Blockade of P2Y receptors. (a, b) Inhibition curves for a range of P2 receptor antagonists superfused (for 20 min) prior to and during (90 s) the superfusion of ATP (EC70 value, 3 or 10 μM for rP2Y4 and rP2Y2, respectively) at rP2Y4 receptors (a) and rP2Y2 receptors (b) expressed in Xenopus oocytes. Data are expressed as mean±s.e.m. (n=3–4). IC50 values and, where possible, Hill coefficients (nH) are given in Table 1. (c, d) Concentration/responses (C/R) curves for ATP activation of rP2Y4 receptors (c) and rP2Y2 receptors (d) in the presence of either Reactive blue 2 (RB-2, in (c) or suramin (in D) at the given concentrations. In the presence these antagonists, the C/R curves were shifted to the right, without reducing the maximum agonist response, indicating competitive antagonism. From these rightward shifts, pA2 values (RB-2, 6.43; suramin, 5.40) were determined by Schild analysis (not shown).

For rP2Y4, RB-2 was the most potent blocking agent (IC50, 18.5±1.4 μM, n=4) and, in further experiments, it behaved as a competitive antagonist (pA2, 6.43)–displacing the, C/R curve for ATP to the right without reducing its maximum response (Figure 3c). Suramin and PPADS were relatively weak antagonists, requiring very high concentrations to block rP2Y4 (Figure 3a), and each antagonist yielded predictive IC50 values in the region of 1–10 mM (Table 1). TNP-ATP was inactive at 1 mM, although it did reduce ATP responses at higher concentrations (Figure 3a). Since BzATP was an agonist of very low efficacy, it was tested for antagonist activity and, at high concentrations, it blocked rP2Y4 receptors (IC50, 159±19 μM, n=4) (Figure 3a).
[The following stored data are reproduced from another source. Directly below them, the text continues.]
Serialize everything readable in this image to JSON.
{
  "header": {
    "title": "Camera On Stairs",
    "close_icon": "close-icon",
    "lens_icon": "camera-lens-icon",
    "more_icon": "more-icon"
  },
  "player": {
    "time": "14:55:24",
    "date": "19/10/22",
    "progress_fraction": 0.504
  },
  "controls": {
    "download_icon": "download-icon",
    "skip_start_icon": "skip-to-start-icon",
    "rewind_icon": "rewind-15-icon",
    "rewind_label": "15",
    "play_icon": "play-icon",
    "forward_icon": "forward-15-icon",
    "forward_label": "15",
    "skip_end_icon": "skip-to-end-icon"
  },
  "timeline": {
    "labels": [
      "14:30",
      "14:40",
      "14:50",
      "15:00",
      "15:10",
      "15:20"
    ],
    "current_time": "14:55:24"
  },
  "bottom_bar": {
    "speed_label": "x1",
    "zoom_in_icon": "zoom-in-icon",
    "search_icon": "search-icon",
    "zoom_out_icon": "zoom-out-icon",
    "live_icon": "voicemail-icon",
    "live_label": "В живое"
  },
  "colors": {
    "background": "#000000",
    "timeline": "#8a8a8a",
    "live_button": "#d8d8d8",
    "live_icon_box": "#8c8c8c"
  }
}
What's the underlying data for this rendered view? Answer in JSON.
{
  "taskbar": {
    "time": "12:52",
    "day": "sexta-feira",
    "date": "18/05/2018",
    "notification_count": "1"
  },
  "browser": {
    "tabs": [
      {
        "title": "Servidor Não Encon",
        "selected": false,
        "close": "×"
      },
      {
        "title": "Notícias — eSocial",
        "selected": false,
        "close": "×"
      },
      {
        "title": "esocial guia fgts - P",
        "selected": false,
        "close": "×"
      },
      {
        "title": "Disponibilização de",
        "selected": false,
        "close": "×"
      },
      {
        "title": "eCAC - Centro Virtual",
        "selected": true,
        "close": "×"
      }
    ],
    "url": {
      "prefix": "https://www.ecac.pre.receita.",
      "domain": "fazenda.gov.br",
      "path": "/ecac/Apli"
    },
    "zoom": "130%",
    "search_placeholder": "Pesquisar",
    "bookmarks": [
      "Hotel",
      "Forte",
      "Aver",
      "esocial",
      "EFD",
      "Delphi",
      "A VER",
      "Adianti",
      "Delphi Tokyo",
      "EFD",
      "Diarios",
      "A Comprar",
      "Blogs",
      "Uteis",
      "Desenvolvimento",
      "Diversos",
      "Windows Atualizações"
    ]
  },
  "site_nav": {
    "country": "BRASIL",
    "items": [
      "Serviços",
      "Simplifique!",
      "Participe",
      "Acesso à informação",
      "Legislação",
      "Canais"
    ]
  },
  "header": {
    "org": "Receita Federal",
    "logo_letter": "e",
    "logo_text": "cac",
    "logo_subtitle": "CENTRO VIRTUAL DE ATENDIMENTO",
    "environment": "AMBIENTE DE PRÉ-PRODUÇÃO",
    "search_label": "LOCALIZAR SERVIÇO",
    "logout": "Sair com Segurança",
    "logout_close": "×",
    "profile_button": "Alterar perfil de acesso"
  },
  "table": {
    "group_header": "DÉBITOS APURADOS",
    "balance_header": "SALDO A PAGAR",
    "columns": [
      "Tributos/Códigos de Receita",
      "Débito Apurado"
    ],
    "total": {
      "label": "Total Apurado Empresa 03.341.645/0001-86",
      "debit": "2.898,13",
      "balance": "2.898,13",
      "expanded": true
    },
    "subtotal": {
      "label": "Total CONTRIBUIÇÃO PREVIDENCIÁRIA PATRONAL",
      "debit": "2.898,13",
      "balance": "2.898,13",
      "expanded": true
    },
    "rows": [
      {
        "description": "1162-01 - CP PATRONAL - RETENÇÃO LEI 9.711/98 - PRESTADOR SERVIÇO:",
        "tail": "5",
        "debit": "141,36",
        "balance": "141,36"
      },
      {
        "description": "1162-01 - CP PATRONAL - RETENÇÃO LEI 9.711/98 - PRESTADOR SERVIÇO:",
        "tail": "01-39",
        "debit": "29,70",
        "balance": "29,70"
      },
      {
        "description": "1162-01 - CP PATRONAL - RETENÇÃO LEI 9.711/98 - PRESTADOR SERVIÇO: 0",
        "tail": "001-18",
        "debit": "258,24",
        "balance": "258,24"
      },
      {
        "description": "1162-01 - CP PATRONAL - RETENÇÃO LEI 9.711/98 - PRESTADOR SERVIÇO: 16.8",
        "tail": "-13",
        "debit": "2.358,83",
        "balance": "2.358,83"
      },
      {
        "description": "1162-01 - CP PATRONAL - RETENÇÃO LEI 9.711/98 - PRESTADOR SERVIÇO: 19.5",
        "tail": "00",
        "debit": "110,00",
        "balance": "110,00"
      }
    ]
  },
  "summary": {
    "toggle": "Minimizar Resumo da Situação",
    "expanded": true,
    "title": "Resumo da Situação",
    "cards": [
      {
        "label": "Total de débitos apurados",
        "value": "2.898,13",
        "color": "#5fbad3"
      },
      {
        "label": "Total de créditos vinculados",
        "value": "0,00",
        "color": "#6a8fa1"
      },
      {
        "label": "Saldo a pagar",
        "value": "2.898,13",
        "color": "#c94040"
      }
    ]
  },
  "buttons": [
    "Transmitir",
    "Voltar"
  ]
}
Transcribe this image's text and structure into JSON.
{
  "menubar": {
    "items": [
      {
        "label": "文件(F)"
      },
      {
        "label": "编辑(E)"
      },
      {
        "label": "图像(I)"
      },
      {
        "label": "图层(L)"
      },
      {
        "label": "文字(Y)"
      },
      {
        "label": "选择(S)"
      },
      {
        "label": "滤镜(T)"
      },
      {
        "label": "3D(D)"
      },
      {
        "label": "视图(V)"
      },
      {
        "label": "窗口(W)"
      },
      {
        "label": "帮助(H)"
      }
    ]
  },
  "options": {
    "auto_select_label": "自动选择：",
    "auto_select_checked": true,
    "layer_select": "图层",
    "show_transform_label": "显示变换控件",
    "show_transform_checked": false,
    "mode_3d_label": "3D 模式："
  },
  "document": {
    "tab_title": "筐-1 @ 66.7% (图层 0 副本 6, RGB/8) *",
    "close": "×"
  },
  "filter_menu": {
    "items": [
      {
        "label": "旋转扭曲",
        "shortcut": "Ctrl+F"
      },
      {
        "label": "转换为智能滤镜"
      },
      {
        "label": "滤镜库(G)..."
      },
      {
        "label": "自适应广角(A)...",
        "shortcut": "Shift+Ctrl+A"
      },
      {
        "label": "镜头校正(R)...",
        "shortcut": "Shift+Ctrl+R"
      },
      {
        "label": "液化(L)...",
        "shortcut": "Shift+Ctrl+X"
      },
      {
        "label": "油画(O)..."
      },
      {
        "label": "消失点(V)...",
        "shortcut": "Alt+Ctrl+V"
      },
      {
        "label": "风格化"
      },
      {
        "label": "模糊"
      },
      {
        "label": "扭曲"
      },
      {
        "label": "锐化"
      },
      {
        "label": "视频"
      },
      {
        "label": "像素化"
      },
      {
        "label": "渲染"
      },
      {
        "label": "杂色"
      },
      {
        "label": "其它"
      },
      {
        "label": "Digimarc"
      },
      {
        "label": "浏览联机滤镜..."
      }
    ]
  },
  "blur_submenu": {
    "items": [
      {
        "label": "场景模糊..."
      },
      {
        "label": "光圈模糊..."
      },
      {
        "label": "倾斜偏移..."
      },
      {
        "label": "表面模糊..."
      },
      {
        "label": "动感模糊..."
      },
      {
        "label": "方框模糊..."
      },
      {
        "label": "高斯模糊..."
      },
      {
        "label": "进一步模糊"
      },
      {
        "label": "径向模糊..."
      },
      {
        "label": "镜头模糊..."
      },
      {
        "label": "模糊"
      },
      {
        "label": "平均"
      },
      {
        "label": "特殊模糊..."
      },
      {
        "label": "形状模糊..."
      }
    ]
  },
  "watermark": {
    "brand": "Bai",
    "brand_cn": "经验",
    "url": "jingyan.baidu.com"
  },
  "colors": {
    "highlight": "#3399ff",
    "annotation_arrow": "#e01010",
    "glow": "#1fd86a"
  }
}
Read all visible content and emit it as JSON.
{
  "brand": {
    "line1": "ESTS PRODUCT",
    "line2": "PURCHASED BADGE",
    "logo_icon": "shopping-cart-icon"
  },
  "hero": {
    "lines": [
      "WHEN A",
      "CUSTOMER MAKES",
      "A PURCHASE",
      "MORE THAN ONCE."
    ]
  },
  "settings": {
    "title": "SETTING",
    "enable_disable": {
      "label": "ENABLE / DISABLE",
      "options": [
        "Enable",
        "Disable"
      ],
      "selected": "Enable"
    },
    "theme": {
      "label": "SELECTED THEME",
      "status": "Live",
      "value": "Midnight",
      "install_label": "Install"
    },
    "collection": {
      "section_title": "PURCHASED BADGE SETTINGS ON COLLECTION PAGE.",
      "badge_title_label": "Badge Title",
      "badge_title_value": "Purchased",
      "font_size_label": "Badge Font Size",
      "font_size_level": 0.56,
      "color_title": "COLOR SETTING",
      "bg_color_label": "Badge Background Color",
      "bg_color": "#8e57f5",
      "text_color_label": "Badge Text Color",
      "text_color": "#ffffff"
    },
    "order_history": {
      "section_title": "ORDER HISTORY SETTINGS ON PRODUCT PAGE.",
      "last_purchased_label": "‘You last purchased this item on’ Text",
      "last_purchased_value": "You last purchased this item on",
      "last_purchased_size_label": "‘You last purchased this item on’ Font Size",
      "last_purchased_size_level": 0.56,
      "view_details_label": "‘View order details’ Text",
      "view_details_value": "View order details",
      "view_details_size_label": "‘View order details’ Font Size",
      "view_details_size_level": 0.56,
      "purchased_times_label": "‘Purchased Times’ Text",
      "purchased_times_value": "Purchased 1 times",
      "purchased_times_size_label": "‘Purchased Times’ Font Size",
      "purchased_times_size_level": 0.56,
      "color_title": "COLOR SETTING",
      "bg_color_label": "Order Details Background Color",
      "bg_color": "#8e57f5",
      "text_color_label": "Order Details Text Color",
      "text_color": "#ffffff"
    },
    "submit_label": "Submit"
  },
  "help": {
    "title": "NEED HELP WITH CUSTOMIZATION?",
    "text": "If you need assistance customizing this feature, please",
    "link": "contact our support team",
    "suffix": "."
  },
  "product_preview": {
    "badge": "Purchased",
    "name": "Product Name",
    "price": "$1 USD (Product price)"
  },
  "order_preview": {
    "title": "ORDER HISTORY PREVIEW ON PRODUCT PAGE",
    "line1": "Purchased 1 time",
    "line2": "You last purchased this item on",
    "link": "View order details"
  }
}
For rP2Y2, suramin was the most potent blocking agent (IC50, 8.9±3.3 μM), and, in further experiments, it behaved as a competitive antagonist (pA2, 5.40) – displacing the C/R curve for ATP to the right without reducing its maximum response (Figure 3d). PPADS, RB-2 and TNP-ATP were very weak antagonists (between 20 and 50% inhibition at 10 mM).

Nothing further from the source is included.